BTW—you do NOT need 150 KW/H to drive the motors, that is the PEAK draw for acceleration and such, as stated before. for “real world” driving, probably 15-20 KW/H is used. A 50kw/h pack WOULD be good for over 200 miles, maybe more. The EV-1 had an UNDER 20 KW/H pack, and was good for about 70 miles or so.
I was totally wrong to say that the electric motors used in electric cars produced ozone. I was mislead by a few websites that raised this issue; not knowing the facts.
Thanks for setting the issue straight.
Sure, but at 1/20th of the initial outlay, I still win in the end! I can fill my tank 11,400 times at the current fuel costs, before the eclectic (electric) car comes close.
EE had the BEST Antique radio column, from Jim Fred.

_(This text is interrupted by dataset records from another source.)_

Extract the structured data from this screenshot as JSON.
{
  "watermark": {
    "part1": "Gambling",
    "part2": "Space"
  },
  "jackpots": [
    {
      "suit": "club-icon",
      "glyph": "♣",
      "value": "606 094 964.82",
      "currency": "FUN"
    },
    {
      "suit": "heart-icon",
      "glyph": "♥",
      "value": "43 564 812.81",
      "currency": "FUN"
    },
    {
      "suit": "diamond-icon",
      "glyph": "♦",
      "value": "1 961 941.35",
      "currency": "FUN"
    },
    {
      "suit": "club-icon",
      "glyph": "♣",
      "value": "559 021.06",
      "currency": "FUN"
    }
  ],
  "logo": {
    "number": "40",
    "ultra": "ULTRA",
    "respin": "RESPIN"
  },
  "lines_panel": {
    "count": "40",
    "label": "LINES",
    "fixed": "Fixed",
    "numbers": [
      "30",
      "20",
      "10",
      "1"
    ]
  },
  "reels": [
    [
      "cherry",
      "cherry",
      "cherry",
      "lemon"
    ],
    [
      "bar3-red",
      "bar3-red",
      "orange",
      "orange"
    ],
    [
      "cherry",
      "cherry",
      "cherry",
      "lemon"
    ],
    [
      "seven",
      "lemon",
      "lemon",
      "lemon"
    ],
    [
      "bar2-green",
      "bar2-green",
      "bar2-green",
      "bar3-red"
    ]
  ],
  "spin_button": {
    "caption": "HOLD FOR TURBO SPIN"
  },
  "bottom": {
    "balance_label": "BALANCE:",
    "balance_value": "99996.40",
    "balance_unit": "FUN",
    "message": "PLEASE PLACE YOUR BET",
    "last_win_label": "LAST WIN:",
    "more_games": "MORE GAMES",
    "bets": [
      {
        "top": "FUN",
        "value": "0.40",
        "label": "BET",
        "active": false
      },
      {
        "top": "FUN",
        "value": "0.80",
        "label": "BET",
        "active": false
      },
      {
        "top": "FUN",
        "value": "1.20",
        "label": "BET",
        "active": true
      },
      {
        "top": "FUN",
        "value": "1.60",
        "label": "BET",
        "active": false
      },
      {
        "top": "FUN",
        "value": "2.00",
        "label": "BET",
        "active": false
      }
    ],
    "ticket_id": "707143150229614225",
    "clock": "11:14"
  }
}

I was still a young lad of 12-14 when I got these mags, and I kept ALL of them IIRC, and picked up a few others since then.
Personally, my VERY favorite electronics magazine was Radio-Electronics, followed by Electronics World. BOTH of them and EE and ALL of the others, are long gone today. But I have hundreds of all of them, some back to the 30's.